9. UIFSA appears to change this scheme. The introductory comment to UIFSA, section A, subsection 3, under the title "Continuing Exclusive Jurisdiction" notes that 43 O.S.Supp.1994, § 601-205 is the most important feature of UIFSA. That section provides that the tribunal issuing a support order retains exclusive jurisdiction over the order for purposes of modification so long as the state remains the residence of the obligor, the individual obligor, or the child. Section 601-207 provides rules to determine, where there are multiple orders, which order to recognize for purposes of continuing exclusive jurisdiction. Section 601-603(C) provides "Except as otherwise provided in this article, a tribunal of this state shall recognize and enforce, but may not modify, a registered order if the issuing tribunal had jurisdiction."

Section C of the comments "Enforcement and Modification of Support Orders," subsection 3 "Registration and Modification of Support Orders" provides that when modification of a child support order is sought in a state other than the issuing state, it must be registered in the state where modification is sought.
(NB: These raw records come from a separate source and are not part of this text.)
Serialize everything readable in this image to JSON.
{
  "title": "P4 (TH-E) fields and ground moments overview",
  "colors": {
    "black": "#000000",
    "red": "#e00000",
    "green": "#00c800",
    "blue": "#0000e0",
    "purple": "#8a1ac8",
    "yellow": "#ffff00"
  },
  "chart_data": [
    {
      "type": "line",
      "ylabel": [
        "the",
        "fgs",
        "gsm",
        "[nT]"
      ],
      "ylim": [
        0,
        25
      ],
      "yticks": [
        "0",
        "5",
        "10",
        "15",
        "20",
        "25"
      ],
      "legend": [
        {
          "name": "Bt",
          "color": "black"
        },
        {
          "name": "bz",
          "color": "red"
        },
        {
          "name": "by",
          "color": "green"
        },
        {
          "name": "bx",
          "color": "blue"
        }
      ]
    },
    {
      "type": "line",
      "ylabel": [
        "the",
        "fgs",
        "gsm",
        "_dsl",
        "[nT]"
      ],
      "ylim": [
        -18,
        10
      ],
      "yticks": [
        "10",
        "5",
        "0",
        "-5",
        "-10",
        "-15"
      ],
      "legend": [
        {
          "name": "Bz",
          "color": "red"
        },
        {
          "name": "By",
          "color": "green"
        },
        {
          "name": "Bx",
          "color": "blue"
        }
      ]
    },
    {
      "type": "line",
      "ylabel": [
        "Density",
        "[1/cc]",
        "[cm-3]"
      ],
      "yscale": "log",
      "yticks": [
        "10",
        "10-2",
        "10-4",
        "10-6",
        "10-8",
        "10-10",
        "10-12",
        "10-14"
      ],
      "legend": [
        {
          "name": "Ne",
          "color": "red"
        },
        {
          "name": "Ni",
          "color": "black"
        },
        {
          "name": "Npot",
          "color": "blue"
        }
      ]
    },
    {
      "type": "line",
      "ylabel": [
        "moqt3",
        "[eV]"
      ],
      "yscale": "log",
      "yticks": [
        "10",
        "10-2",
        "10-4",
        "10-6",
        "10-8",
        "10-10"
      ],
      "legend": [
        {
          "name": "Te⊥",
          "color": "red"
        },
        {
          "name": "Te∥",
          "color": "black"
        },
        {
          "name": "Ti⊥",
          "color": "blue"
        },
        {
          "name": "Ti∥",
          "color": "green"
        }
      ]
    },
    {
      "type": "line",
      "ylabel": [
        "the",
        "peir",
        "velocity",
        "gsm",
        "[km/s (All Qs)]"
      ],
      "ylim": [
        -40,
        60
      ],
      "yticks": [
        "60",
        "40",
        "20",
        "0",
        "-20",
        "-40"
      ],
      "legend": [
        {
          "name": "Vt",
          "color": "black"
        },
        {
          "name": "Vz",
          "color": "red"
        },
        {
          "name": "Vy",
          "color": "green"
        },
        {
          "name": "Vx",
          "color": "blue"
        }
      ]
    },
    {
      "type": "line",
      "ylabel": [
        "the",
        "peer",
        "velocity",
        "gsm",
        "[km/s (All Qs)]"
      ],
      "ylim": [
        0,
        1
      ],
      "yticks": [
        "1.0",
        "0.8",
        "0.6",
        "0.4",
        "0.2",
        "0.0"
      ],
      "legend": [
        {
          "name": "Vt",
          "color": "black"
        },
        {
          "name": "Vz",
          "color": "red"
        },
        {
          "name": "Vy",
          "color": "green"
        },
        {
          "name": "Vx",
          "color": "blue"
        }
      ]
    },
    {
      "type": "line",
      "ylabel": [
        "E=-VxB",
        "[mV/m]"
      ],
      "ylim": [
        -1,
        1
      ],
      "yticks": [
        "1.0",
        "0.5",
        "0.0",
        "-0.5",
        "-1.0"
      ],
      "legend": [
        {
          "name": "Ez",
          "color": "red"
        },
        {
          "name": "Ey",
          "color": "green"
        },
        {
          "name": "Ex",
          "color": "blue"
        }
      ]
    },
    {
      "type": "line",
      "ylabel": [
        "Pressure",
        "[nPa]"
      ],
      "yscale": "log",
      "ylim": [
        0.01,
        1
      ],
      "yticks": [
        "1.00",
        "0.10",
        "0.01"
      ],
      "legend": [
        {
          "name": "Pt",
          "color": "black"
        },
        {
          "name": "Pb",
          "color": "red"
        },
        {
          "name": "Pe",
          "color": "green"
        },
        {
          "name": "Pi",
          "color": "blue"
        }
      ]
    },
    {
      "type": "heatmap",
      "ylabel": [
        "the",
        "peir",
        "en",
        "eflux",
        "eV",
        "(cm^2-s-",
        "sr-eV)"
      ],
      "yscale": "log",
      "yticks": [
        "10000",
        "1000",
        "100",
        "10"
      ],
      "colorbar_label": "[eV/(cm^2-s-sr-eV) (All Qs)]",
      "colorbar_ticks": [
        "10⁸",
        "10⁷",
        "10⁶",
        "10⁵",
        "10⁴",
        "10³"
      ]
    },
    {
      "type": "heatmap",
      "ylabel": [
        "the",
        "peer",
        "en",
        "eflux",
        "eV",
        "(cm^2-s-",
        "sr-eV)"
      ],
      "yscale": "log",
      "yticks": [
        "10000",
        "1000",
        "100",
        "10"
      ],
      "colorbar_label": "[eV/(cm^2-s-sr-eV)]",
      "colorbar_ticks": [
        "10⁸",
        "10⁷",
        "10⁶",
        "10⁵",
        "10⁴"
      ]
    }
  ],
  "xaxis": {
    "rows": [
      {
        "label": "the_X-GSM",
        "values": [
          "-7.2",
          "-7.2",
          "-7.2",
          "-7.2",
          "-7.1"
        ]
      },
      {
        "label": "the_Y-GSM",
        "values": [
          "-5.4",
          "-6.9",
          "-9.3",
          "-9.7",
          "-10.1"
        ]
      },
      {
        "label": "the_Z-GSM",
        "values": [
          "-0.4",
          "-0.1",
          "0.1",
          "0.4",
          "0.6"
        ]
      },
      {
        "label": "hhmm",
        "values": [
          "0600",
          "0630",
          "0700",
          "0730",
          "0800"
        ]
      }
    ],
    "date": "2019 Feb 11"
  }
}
After the order is registered, the responding state may modify it if "(1) the child, the individual obligee and the obligor do not reside in the issuing state; (2) the petitioner who is a non resident of this state seeks modification, and (3) the respondent is subject to personal jurisdiction of responding court." See §601-611 "Modification of child support order of another state." Section 6016 1 I also provides that the order may be modified if an individual party or the child is subject to the personal jurisdiction of the tribunal and all of the individual parties have filed a written consent in the issuing tribunal providing that a tribunal of this state may modify the support order and assume continuing, exclusive jurisdiction over the order.